IL PROGETTO PREMIATO 

La ricerca di Ilaria Barchetta punta a mettere a disposizione dei medici una terapia che riduca il rischio di frattura nei pazienti diabetici. «Un’eventualità più frequente – ha spiegato il giovane medico – dettata dalle conseguenze dell’iperglicemia cronica e dello stress ossidativo a carico delle ossa».
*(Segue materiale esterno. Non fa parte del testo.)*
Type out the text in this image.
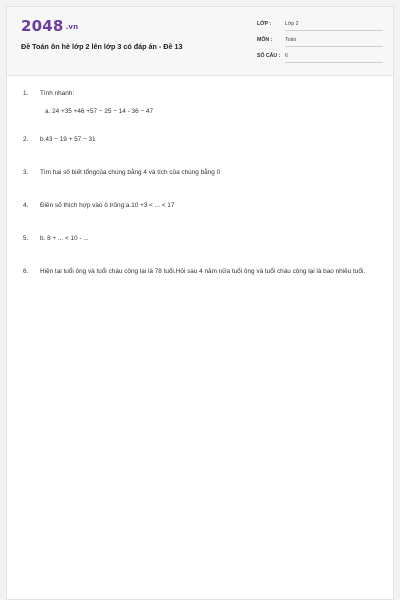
2048 .vn
Đề Toán ôn hè lớp 2 lên lớp 3 có đáp án - Đề 13
LỚP :	Lớp 2
MÔN : Toán
SỐ CÂU : 6
1. Tính nhanh:
a. 24 +35 +46 +57 − 25 − 14 - 36 − 47
2. b.43 − 19 + 57 − 31
3. Tìm hai số biết tổngcủa chúng bằng 4 và tích của chúng bằng 0
4. Điền số thích hợp vào ô trống:a.10 +3 < ... < 17
5. b. 8 + ... < 10 - ...
6. Hiện tại tuổi ông và tuổi cháu cộng lại là 78 tuổi.Hỏi sau 4 năm nữa tuổi ông và tuổi cháu cộng lại là bao nhiêu tuổi.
Nel progetto saranno arruolati 200 pazienti, al fine di comprendere come si modifichi il metabolismo della vitamina D nell’intestino (sede di assorbimento) e del tessuto adiposo (luogo di stoccaggio). La ricerca sarà condotta al policlinico Umberto I di Roma. L’auspicio è quello che dia i risultati sperati: per le sorti dei pazienti, ma pure di una scienziata italiana che ha deciso di mettersi in discussione in patria, nonostante tutto.